SHANQUELLA Robinson’s family has slammed red flags in the investigation into the tourist’s death after the FBI told them they cannot release her autopsy results.
Shanquella’s legal team and family continue to demand diplomatic intervention from the United States after she died while on vacation in Mexico.
Shanquella, the owner of a hair braiding business and online fashion boutique, traveled to Mexico on October 28 but died the next day in a luxury villa in Cabo San Lucas.
The 25-year-old was vacationing with friends when she suffered a head injury and died of a broken neck, according to her autopsy, which was conducted by Mexican authorities.
It was determined during the investigation in Mexico that one of Shanquella’s travel mates was the attacker in the caught-on-camera incident that claimed the tourist’s life.
Shanquella’s family and legal team, including attorney Sue-Ann Robinson, hoped that the United States would pursue the case and extradite the suspect back to Mexico.
But it was announced in April that the FBI office in North Carolina, where Shanquella was from, declined to press charges against the alleged aggressor in the woman’s death.
Meanwhile, authorities in the US conducted their own autopsy once Shanquella’s body was embalmed – which attorney Robinson said compromised the investigation.
Attorney Robinson, who is representing Shanquella’s family but is not related to them, spoke exclusively with The U.S. Sun to provide updates on the case.
”The FBI says we cannot release the documents [autopsy results] to you because the case is still open, because we are waiting for documents to be translated to English that we received from the Mexican authorities,” Sue-Ann Robinson told The U.S. Sun.
“Which again, red flags everywhere because you’ve made a decision in the case, you’ve announced the decision publicly to the family and to the public, but you’re saying the case is still not closed and admitting that some of the documents from the investigative file that arguably would affect your decision to charge have not been fully translated.
“So the family is disappointed.
”They’re concerned obviously about the red flags and the lack of transparency in the investigation, but they’re not deterred.
“There’s still a path to justice and the family recognizes that.”

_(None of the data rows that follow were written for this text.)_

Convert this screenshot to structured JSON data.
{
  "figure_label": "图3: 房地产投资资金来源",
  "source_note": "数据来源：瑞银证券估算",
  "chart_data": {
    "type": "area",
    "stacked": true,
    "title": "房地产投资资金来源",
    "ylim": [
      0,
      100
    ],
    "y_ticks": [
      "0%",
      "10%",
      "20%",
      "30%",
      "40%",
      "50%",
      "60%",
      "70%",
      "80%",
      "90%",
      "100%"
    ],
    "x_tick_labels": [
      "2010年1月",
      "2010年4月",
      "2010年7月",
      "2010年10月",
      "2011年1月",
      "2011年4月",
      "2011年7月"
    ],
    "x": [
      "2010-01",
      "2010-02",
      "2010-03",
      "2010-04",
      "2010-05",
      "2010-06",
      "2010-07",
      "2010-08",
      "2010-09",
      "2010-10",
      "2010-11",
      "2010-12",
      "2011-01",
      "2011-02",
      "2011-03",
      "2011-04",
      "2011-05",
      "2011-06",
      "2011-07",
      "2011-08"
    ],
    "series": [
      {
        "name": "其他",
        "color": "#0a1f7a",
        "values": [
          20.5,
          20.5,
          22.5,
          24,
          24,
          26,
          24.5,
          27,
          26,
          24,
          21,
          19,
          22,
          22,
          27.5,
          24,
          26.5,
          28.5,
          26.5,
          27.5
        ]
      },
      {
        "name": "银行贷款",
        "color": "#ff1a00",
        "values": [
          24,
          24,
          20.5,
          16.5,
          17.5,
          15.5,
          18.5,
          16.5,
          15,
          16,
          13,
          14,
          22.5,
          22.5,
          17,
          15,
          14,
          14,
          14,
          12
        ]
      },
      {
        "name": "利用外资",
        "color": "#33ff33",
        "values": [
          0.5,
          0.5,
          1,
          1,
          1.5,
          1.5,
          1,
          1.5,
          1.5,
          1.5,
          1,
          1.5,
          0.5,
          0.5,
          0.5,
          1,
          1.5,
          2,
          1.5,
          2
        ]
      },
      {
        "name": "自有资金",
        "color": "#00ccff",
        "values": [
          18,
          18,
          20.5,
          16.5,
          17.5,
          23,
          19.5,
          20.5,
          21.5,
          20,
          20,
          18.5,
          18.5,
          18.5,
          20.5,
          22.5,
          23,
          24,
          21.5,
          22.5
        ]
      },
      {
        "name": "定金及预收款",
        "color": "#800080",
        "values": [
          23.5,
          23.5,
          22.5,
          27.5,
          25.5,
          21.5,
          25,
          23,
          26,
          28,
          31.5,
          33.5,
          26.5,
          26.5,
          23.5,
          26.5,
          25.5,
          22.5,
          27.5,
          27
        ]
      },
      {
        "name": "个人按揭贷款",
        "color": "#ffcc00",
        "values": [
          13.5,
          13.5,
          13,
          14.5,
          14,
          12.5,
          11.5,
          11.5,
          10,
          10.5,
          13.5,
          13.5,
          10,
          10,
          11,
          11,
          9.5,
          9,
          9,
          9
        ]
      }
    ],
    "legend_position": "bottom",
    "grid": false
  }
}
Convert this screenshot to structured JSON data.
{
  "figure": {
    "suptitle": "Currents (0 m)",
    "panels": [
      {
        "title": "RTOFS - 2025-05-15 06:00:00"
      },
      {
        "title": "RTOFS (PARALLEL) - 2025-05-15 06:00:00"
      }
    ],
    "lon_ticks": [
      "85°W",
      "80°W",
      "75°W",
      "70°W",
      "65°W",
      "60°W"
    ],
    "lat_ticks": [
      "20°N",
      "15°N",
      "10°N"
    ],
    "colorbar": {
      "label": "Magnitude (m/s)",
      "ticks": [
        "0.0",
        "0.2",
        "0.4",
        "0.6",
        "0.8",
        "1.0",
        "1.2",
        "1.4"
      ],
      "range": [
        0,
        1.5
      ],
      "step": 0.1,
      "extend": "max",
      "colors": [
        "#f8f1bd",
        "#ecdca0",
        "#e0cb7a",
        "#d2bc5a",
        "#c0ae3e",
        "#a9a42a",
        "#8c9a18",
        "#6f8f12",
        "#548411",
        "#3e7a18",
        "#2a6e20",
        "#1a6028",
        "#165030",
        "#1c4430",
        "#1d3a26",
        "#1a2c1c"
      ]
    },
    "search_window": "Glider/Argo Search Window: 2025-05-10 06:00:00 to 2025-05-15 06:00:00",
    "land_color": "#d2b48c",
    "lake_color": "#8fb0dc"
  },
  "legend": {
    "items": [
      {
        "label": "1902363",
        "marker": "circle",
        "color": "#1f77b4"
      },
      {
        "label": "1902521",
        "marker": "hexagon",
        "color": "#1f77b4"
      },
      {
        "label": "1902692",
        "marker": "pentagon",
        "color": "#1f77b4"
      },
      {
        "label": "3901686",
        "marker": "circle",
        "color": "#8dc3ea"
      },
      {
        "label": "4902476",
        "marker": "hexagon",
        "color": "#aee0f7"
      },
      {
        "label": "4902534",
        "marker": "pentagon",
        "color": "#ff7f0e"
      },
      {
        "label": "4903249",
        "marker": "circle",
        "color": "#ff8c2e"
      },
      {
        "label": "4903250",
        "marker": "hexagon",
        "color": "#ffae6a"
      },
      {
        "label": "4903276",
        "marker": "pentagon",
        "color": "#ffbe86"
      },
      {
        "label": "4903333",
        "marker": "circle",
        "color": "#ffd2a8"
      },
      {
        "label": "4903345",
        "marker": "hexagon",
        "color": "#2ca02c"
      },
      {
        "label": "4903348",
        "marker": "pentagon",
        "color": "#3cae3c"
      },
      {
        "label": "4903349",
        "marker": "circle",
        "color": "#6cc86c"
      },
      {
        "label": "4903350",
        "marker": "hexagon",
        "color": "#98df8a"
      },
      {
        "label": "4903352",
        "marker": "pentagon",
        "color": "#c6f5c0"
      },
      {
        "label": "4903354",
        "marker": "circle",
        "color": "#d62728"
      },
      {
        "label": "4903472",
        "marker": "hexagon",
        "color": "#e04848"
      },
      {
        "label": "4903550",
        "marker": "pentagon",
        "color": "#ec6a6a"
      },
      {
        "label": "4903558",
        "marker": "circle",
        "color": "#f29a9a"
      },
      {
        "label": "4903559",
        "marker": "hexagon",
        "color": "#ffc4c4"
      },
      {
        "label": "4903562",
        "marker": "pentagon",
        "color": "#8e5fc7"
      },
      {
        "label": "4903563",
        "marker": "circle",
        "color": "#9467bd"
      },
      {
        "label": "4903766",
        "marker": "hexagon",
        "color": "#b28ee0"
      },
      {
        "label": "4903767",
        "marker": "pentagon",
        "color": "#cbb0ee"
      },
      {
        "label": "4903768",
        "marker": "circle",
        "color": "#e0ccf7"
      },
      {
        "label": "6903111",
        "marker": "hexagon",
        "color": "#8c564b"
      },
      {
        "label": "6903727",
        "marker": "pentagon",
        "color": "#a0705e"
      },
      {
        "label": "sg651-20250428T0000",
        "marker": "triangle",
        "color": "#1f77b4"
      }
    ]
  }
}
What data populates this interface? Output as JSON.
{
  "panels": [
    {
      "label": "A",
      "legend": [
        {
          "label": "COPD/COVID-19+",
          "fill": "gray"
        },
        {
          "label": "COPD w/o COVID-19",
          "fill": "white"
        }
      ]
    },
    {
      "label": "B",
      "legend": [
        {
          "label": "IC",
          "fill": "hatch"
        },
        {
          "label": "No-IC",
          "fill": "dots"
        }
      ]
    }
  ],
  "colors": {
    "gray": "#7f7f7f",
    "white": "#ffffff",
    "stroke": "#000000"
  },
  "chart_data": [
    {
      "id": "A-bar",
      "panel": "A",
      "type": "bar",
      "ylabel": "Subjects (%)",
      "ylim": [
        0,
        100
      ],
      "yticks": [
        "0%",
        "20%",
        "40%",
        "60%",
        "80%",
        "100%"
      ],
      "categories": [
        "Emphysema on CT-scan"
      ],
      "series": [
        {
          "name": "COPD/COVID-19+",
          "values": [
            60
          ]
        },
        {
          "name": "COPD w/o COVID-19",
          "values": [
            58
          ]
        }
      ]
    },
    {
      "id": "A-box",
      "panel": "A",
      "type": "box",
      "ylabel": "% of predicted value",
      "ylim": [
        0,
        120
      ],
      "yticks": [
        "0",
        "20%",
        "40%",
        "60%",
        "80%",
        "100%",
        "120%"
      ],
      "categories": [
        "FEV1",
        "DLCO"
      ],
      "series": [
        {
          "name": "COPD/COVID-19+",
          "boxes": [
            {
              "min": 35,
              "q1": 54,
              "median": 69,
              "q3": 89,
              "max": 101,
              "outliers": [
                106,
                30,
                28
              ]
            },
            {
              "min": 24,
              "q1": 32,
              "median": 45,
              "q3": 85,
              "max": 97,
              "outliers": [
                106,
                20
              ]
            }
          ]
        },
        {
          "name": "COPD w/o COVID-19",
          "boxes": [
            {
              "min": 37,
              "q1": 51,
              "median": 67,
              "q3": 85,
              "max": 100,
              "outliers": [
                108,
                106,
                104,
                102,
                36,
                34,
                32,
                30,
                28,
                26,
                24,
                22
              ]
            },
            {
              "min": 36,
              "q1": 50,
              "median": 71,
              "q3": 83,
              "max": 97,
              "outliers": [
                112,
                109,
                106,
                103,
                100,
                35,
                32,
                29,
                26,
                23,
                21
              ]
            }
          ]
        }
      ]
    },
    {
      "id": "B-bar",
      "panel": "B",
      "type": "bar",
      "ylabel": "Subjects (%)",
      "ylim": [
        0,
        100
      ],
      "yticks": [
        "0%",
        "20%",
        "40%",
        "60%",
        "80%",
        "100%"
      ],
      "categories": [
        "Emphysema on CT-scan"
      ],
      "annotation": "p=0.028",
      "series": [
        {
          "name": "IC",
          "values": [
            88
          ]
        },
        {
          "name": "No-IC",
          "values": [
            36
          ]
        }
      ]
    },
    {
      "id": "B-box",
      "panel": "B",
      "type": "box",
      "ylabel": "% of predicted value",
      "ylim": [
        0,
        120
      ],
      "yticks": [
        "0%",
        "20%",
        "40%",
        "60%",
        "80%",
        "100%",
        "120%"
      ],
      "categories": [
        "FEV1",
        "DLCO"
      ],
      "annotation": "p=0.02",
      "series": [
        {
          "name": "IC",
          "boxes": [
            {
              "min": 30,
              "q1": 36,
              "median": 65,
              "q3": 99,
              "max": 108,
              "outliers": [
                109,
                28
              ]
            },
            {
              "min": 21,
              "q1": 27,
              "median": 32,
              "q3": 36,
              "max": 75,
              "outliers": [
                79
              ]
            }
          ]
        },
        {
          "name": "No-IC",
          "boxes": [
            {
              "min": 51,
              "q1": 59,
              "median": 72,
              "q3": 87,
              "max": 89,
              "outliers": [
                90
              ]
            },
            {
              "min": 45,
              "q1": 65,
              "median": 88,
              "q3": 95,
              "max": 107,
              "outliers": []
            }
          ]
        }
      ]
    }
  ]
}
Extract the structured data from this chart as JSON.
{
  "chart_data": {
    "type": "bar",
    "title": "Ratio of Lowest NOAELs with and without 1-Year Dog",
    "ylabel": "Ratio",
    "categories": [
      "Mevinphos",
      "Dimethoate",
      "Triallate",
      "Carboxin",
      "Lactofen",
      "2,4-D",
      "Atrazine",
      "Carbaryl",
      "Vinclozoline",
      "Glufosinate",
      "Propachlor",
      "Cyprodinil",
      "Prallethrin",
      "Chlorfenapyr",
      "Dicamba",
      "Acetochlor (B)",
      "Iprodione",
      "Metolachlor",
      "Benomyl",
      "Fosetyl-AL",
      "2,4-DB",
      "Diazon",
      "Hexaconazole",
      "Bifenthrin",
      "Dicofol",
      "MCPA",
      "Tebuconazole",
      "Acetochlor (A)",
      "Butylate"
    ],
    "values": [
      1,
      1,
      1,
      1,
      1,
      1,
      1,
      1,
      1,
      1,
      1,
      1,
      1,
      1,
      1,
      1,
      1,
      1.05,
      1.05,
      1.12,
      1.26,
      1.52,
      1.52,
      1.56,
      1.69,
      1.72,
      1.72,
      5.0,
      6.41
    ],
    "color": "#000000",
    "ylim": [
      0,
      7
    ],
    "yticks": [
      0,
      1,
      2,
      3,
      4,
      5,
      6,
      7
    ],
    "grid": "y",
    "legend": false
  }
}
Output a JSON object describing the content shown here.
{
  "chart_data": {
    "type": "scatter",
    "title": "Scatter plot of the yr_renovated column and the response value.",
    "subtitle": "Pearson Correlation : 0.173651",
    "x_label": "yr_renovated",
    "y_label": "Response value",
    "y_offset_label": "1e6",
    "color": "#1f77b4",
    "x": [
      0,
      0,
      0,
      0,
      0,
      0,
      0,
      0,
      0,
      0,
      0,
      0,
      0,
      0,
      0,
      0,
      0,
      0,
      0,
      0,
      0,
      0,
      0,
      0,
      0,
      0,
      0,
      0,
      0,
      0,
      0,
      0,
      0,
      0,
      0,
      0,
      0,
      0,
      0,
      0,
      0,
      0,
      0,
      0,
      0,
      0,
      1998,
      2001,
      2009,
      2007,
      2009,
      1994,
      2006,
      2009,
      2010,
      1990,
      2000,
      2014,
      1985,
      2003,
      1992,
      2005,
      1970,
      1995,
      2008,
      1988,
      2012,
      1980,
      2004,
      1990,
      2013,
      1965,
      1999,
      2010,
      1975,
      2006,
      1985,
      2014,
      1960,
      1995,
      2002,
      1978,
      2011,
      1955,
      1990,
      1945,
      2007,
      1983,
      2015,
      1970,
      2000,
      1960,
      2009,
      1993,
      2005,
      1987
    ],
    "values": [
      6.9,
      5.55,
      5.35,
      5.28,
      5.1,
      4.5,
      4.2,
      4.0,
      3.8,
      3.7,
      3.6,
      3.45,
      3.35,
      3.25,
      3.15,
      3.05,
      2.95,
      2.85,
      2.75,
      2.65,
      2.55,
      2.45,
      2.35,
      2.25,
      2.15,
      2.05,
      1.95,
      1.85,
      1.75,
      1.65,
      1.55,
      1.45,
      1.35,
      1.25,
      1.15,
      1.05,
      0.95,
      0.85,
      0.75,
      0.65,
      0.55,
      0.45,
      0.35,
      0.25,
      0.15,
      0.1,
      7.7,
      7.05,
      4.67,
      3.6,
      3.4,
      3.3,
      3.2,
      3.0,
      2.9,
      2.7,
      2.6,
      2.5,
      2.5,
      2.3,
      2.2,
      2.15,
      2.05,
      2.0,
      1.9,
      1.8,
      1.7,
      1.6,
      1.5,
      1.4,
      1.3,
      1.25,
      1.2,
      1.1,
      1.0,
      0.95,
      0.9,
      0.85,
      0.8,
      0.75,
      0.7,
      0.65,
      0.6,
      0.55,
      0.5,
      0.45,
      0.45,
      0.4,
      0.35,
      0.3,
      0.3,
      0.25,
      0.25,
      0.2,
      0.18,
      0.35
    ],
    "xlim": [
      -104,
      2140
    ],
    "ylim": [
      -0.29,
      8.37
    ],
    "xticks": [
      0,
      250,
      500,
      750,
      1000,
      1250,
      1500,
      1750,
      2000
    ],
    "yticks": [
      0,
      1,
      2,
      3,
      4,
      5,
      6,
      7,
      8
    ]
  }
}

When reached for comment on Monday, the FBI pointed The U.S. Sun to a previous press release about the agency meeting with Shanquella’s family.
It said in part: “As in any case, the government is prepared to review and examine new information related to the investigation should it become available.”
‘LEVEL OF URGENCY’
Sue-Ann shared that Shanquella’s family is planning to return to Washington D.C. on May 19, which will mark the 200th day since Shanquella’s death.
There, the team of lawyers and family members will again demand diplomatic intervention.
“There should be a level of urgency, a level of prioritization by the US authorities that just isn’t there yet,” Sue-Ann said.
“We all saw what happened on the video and we are demanding that US authorities step in and prioritize the case and allow the extradition process to flow, allow Mexican authorities to prosecute the person they’ve identified as the aggressor in Mexican courts.”
Despite the setback, the family isn’t giving up.
“We’re still encouraging and grateful for all the platforms that are still saying Shanquella’s name and not giving up on the case because we’re not giving up on it,” Sue-Ann said.
Sue-Ann recently traveled to Mexico to check in on the status of the case and advocate for the Robinson family after sending a letter to the White House in March demanding diplomatic intervention.
She shared that the investigation into Shanquella’s death has been completed in Mexico and that an extradition packet was handed to the US government.
She and Shanquella’s family continue to plead with US officials for action in the case, which has been deemed femicide – a term used by Mexican police to describe the homicide of a woman on account of her gender.
The lawyer called the trip a “fact-finding mission” in the letter to the White House, which was obtained by The U.S. Sun.
“It was a surreal experience in the sense that I’ve been an attorney for almost 17 years. I’m a former prosecutor, criminal defense attorney,” Sue-Anne said.
“I have never had to physically go to another country to investigate on behalf of any family.
“So it was unreal in that regard because the lengths that this family has had to go through while trying to grieve a loved one, but also seek justice on behalf of the loved one at the same time … it’s a very heavy burden.
“I always say that I’m amazed at how they’ve put their shoulder to the plow to really push this forward.”